Of course, we can also find out which labels are in the training, validation and test set.

In [14]:
data.y[data.train_mask]

tensor([3, 2, 1, 0, 0, 2, 1, 2, 3, 2, 1, 0, 0, 0, 0, 1, 1, 3, 1, 2, 1, 0, 3, 2,
        0, 0, 2, 2, 1, 2, 3, 3, 3, 3, 3, 1, 2, 1, 0, 3])

In [15]:
data.y[data.val_mask]

tensor([1, 3, 2, 3, 3, 1, 1, 2, 2, 3, 3, 1, 3, 2, 1, 2, 2, 3, 3, 2, 1, 3, 2, 2,
        2, 1, 2, 2, 2, 2, 2, 2, 2, 1, 1, 2, 2, 2, 2, 2, 2, 3, 3, 3, 3, 3, 3, 3,
        3, 3, 3, 3, 2, 3, 3, 1, 2, 2, 2, 2])

In [16]:
data.y[data.test_mask]

tensor([2, 2, 1, 1, 1, 1, 3, 1, 0, 0, 3, 3, 1, 1, 3, 2, 3, 2, 2, 2, 3, 2, 2, 1,
        1, 2, 2, 1, 3, 2, 1, 1, 2, 1, 3, 3, 2, 1, 2, 2, 2, 1, 0, 3, 2, 2, 3, 2,
        2, 2, 2, 2, 2, 1, 2, 3, 2, 3, 2, 1, 1, 2, 0, 2, 2, 1, 0, 1, 2, 1, 2, 2,
        2, 3, 2, 2, 1, 2, 2, 2, 2, 2, 1, 2, 2, 1, 2, 2, 2, 1, 1, 1, 2, 1, 1, 2,
        2, 3, 3, 3, 3, 3, 3, 3, 3, 3, 3, 3, 3, 3, 3, 3, 3, 3, 3, 3, 1, 1, 2, 0,
        3, 1, 1, 2, 2, 2, 1, 2, 2])

In [17]:
print(f"Length of training set: {len(data.y[data.train_mask])}")
print(f"Length of validation set: {len(data.y[data.val_mask])}")
print(f"Length of test set: {len(data.y[data.test_mask])}")

Length of training set: 40
Length of validation set: 60
Length of test set: 129


We use the `NodeClassificationDataset` for all of our following applications of node classification.

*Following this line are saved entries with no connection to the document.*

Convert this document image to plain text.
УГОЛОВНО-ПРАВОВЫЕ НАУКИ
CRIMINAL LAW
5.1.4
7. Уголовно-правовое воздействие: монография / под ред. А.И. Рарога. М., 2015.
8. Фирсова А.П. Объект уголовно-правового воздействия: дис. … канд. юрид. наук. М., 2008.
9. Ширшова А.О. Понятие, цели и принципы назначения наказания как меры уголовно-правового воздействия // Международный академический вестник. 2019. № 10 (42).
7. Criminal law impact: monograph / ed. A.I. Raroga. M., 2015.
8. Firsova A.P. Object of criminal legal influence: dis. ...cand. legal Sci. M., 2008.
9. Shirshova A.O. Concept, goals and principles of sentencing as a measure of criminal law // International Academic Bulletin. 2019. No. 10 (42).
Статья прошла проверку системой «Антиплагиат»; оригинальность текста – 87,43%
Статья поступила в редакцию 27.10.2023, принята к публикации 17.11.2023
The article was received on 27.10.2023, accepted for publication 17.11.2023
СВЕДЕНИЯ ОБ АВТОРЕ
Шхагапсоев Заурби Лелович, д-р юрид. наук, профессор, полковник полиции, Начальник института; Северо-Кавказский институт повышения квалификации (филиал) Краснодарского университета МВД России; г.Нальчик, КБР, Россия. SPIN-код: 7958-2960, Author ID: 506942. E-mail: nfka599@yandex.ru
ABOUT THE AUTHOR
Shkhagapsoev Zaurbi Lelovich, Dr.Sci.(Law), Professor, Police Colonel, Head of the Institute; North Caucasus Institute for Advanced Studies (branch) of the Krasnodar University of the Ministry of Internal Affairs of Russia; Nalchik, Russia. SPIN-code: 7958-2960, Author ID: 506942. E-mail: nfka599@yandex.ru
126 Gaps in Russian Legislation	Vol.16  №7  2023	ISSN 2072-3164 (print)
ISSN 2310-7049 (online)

However, we use different splits into training set, validation set and test set based on the respective seed we use. Of course, the size of the training set, validation set and test set always remain unchanged. 

Our applications are:

* logistic regression, implemented in `logistic_regression_baseline.ipynb`,
* random forest classifier, implemented in `random_forest_classifier_baseline.ipynb`,
* support vector classifier, implemented in `support_vector_classifier_baseline.ipynb`,
* multi-layer perceptron, implemented in `multi_layer_perceptron_baseline.ipynb`,
* graph convolutional network, implemented in `graph_convolutional_network.ipynb`,
* GNN with Chebyshev graph spectral convolutional operator, implemented in `gnn_with_chebyshev_convolution.ipynb`,
* graph attention network, implemented in `graph_attention_network.ipynb`.

The results are analyzed and visualized in `visualization_results.ipynb`.